In rare cases, febrile seizures may occur post-immunisation. Associations with the MMR and diphtheria-tetanus-pertussis vaccines in particular have been suggested, with fever and resultant seizure occurring within around 1-2 weeks of receiving the vaccination. However, their benefits outweigh the risks and children should still receive all vaccinations as normal.

There is also evidence of an association between febrile convulsions and prematurity.

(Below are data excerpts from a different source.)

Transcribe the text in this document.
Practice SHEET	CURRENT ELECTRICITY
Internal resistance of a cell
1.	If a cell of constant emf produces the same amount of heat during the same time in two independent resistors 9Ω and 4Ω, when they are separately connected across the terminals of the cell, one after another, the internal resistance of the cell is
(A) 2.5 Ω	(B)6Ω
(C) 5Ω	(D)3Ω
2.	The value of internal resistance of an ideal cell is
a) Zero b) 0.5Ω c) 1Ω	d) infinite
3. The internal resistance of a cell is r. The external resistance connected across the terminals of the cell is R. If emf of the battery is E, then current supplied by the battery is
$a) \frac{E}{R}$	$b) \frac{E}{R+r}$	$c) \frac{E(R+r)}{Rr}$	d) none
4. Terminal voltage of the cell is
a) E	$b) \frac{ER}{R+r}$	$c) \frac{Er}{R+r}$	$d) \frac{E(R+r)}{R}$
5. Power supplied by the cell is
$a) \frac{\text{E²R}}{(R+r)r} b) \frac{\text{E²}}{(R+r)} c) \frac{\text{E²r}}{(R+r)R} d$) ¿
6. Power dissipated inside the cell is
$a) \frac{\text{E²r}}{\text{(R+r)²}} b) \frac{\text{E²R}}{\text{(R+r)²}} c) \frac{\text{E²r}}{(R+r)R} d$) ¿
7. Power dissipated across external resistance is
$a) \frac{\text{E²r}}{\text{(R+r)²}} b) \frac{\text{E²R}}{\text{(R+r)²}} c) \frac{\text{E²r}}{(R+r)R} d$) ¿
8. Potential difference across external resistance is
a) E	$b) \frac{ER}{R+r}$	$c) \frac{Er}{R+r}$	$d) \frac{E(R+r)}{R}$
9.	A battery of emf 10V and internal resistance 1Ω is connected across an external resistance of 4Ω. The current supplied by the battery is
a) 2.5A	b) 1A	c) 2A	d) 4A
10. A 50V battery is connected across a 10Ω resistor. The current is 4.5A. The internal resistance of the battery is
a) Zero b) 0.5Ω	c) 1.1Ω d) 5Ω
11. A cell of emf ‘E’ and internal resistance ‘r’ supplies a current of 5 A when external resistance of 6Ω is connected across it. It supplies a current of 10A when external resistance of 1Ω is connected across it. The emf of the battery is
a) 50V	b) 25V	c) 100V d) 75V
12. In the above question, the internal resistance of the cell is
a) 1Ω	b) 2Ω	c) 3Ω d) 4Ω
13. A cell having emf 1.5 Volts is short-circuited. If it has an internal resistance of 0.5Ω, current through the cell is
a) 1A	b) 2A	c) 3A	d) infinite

Risk of recurrence is lower in older children. Risk of recurrence is also lower with a higher temperature threshold for seizure; that is, children who experience seizures with a lower fever are more likely to experience another. Seizures are also more closely associated with a sudden rise in temperature rather than the absolute height of the fever alone.

Clinical features

The majority of children (75%) present with a simple febrile convulsion. This is typically a generalised tonic-clonic seizure, presenting with muscle stiffness and jerking or shaking of the limbs, without focal features. Additional features may include:
  • Breathing difficulties
  • Pallor
  • Cyanosis
  • Loss of consciousness

This is often followed by post-ictal drowsiness and confusion, which may last anywhere from several minutes to hours. Seizures rarely last longer than 10 minutes, occur once within 24 hours or within the same febrile illness, and resolve spontaneously, the vast majority with full recovery within 1 hour.

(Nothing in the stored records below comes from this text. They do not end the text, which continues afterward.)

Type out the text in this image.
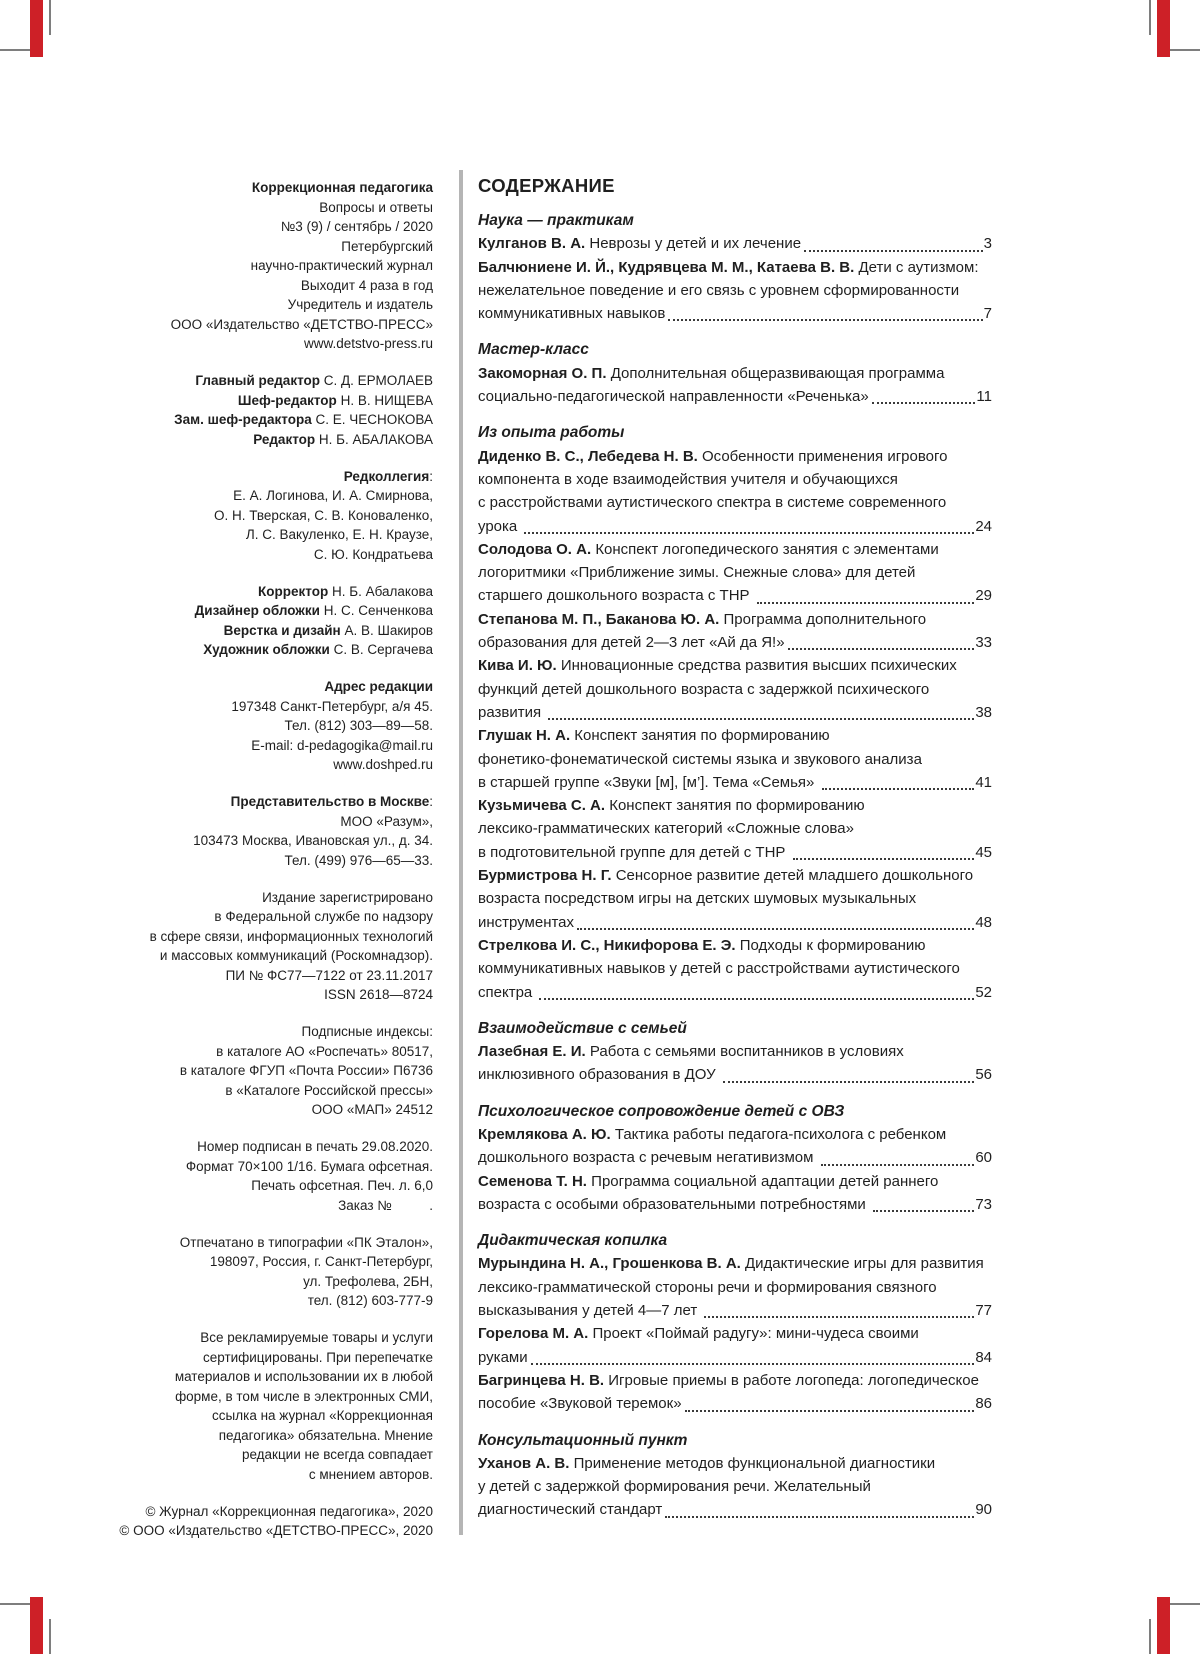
Коррекционная педагогика
Вопросы и ответы
№3 (9) / сентябрь / 2020
Петербургский
научно-практический журнал
Выходит 4 раза в год
Учредитель и издатель
ООО «Издательство «ДЕТСТВО-ПРЕСС»
www.detstvo-press.ru
Главный редактор С. Д. ЕРМОЛАЕВ
Шеф-редактор Н. В. НИЩЕВА
Зам. шеф-редактора С. Е. ЧЕСНОКОВА
Редактор Н. Б. АБАЛАКОВА
Редколлегия:
Е. А. Логинова, И. А. Смирнова,
О. Н. Тверская, С. В. Коноваленко,
Л. С. Вакуленко, Е. Н. Краузе,
С. Ю. Кондратьева
Корректор Н. Б. Абалакова
Дизайнер обложки Н. С. Сенченкова
Верстка и дизайн А. В. Шакиров
Художник обложки С. В. Сергачева
Адрес редакции
197348 Санкт-Петербург, а/я 45.
Тел. (812) 303—89—58.
E-mail: d-pedagogika@mail.ru
www.doshped.ru
Представительство в Москве:
МОО «Разум»,
103473 Москва, Ивановская ул., д. 34.
Тел. (499) 976—65—33.
Издание зарегистрировано
в Федеральной службе по надзору
в сфере связи, информационных технологий
и массовых коммуникаций (Роскомнадзор).
ПИ № ФС77—7122 от 23.11.2017
ISSN 2618—8724
Подписные индексы:
в каталоге АО «Роспечать» 80517,
в каталоге ФГУП «Почта России» П6736
в «Каталоге Российской прессы»
ООО «МАП» 24512
Номер подписан в печать 29.08.2020.
Формат 70×100 1/16. Бумага офсетная.
Печать офсетная. Печ. л. 6,0
Заказ №          .
Отпечатано в типографии «ПК Эталон»,
198097, Россия, г. Санкт-Петербург,
ул. Трефолева, 2БН,
тел. (812) 603-777-9
Все рекламируемые товары и услуги
сертифицированы. При перепечатке
материалов и использовании их в любой
форме, в том числе в электронных СМИ,
ссылка на журнал «Коррекционная
педагогика» обязательна. Мнение
редакции не всегда совпадает
с мнением авторов.
© Журнал «Коррекционная педагогика», 2020
© ООО «Издательство «ДЕТСТВО-ПРЕСС», 2020
СОДЕРЖАНИЕ
Наука — практикам
Кулганов В. А. Неврозы у детей и их лечение	3
Балчюниене И. Й., Кудрявцева М. М., Катаева В. В. Дети с аутизмом:
нежелательное поведение и его связь с уровнем сформированности
коммуникативных навыков	7
Мастер-класс
Закоморная О. П. Дополнительная общеразвивающая программа
социально-педагогической направленности «Реченька»	11
Из опыта работы
Диденко В. С., Лебедева Н. В. Особенности применения игрового
компонента в ходе взаимодействия учителя и обучающихся
с расстройствами аутистического спектра в системе современного
урока	24
Солодова О. А. Конспект логопедического занятия с элементами
логоритмики «Приближение зимы. Снежные слова» для детей
старшего дошкольного возраста с ТНР	29
Степанова М. П., Баканова Ю. А. Программа дополнительного
образования для детей 2—3 лет «Ай да Я!»	33
Кива И. Ю. Инновационные средства развития высших психических
функций детей дошкольного возраста с задержкой психического
развития	38
Глушак Н. А. Конспект занятия по формированию
фонетико-фонематической системы языка и звукового анализа
в старшей группе «Звуки [м], [м’]. Тема «Семья»	41
Кузьмичева С. А. Конспект занятия по формированию
лексико-грамматических категорий «Сложные слова»
в подготовительной группе для детей с ТНР	45
Бурмистрова Н. Г. Сенсорное развитие детей младшего дошкольного
возраста посредством игры на детских шумовых музыкальных
инструментах	48
Стрелкова И. С., Никифорова Е. Э. Подходы к формированию
коммуникативных навыков у детей с расстройствами аутистического
спектра	52
Взаимодействие с семьей
Лазебная Е. И. Работа с семьями воспитанников в условиях
инклюзивного образования в ДОУ	56
Психологическое сопровождение детей с ОВЗ
Кремлякова А. Ю. Тактика работы педагога-психолога с ребенком
дошкольного возраста с речевым негативизмом	60
Семенова Т. Н. Программа социальной адаптации детей раннего
возраста с особыми образовательными потребностями	73
Дидактическая копилка
Мурындина Н. А., Грошенкова В. А. Дидактические игры для развития
лексико-грамматической стороны речи и формирования связного
высказывания у детей 4—7 лет	77
Горелова М. А. Проект «Поймай радугу»: мини-чудеса своими
руками	84
Багринцева Н. В. Игровые приемы в работе логопеда: логопедическое
пособие «Звуковой теремок»	86
Консультационный пункт
Уханов А. В. Применение методов функциональной диагностики
у детей с задержкой формирования речи. Желательный
диагностический стандарт	90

Complex febrile convulsions present similarly but with more focal features, such as movement limited to only one side of the body. These last longer than 15 minutes and recur within 24 hours or within the same illness, unlike simple convulsions. The post-ictal period is often prolonged compared with simple convulsions.

Febrile status epilepticus is defined as a seizure lasting longer than 30 minutes; these occur in 5% of children with febrile seizures and is unlikely to resolve without intervention.

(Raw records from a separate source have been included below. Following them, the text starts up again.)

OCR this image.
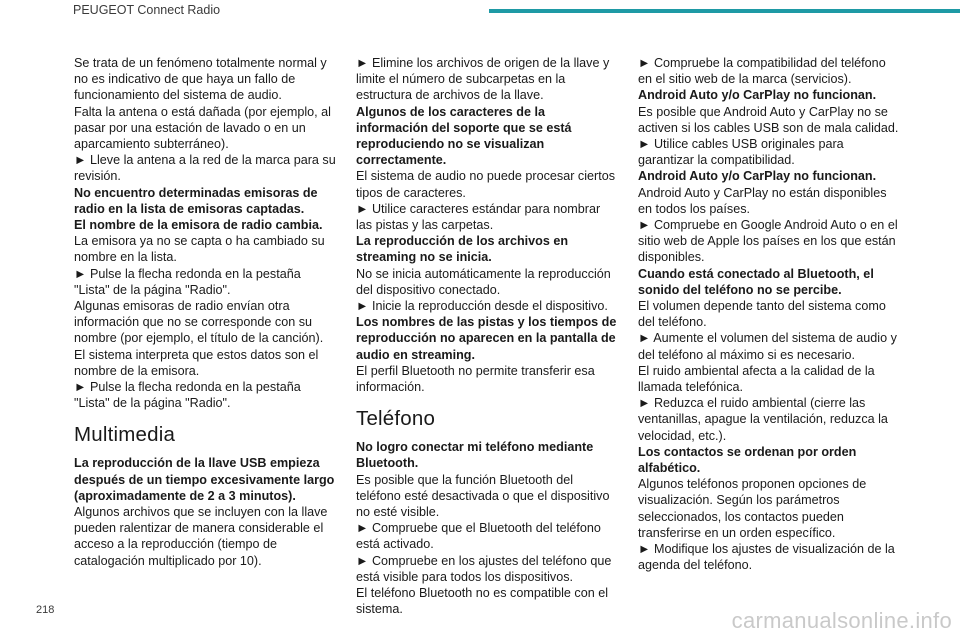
PEUGEOT Connect Radio

Se trata de un fenómeno totalmente normal y no es indicativo de que haya un fallo de funcionamiento del sistema de audio.

Falta la antena o está dañada (por ejemplo, al pasar por una estación de lavado o en un aparcamiento subterráneo).

► Lleve la antena a la red de la marca para su revisión.

No encuentro determinadas emisoras de radio en la lista de emisoras captadas.

El nombre de la emisora de radio cambia.

La emisora ya no se capta o ha cambiado su nombre en la lista.

► Pulse la flecha redonda en la pestaña "Lista" de la página "Radio".

Algunas emisoras de radio envían otra información que no se corresponde con su nombre (por ejemplo, el título de la canción).

El sistema interpreta que estos datos son el nombre de la emisora.

► Pulse la flecha redonda en la pestaña "Lista" de la página "Radio".

Multimedia

La reproducción de la llave USB empieza después de un tiempo excesivamente largo (aproximadamente de 2 a 3 minutos).

Algunos archivos que se incluyen con la llave pueden ralentizar de manera considerable el acceso a la reproducción (tiempo de catalogación multiplicado por 10).

► Elimine los archivos de origen de la llave y limite el número de subcarpetas en la estructura de archivos de la llave.

Algunos de los caracteres de la información del soporte que se está reproduciendo no se visualizan correctamente.

El sistema de audio no puede procesar ciertos tipos de caracteres.

► Utilice caracteres estándar para nombrar las pistas y las carpetas.

La reproducción de los archivos en streaming no se inicia.

No se inicia automáticamente la reproducción del dispositivo conectado.

► Inicie la reproducción desde el dispositivo.

Los nombres de las pistas y los tiempos de reproducción no aparecen en la pantalla de audio en streaming.

El perfil Bluetooth no permite transferir esa información.

Teléfono

No logro conectar mi teléfono mediante Bluetooth.

Es posible que la función Bluetooth del teléfono esté desactivada o que el dispositivo no esté visible.

► Compruebe que el Bluetooth del teléfono está activado.

► Compruebe en los ajustes del teléfono que está visible para todos los dispositivos.

El teléfono Bluetooth no es compatible con el sistema.

► Compruebe la compatibilidad del teléfono en el sitio web de la marca (servicios).

Android Auto y/o CarPlay no funcionan.

Es posible que Android Auto y CarPlay no se activen si los cables USB son de mala calidad.

► Utilice cables USB originales para garantizar la compatibilidad.

Android Auto y/o CarPlay no funcionan.

Android Auto y CarPlay no están disponibles en todos los países.

► Compruebe en Google Android Auto o en el sitio web de Apple los países en los que están disponibles.

Cuando está conectado al Bluetooth, el sonido del teléfono no se percibe.

El volumen depende tanto del sistema como del teléfono.

► Aumente el volumen del sistema de audio y del teléfono al máximo si es necesario.

El ruido ambiental afecta a la calidad de la llamada telefónica.

► Reduzca el ruido ambiental (cierre las ventanillas, apague la ventilación, reduzca la velocidad, etc.).

Los contactos se ordenan por orden alfabético.

Algunos teléfonos proponen opciones de visualización. Según los parámetros seleccionados, los contactos pueden transferirse en un orden específico.

► Modifique los ajustes de visualización de la agenda del teléfono.

218	carmanualsonline.info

Seizures typically occur within the first 24 hours of a febrile illness, though may also present later. Though by definition these seizures are associated with fever, they do not necessarily present at the temperature peak. Seizures are more commonly associated with a sudden rise in temperature, rather than the absolute height of a fever.

An eyewitness history is key to establish the duration and nature of the seizure. Important features to ask about:
  • Presence of fever
    • Onset
    • Peak temperature
    • Duration
  • Details of seizure
    • Characteristics
    • Duration

It is also important to clarify whether this is the first presentation of a seizure.

Additional factors to note include developmental history and immunisation history, including any recent immunisations.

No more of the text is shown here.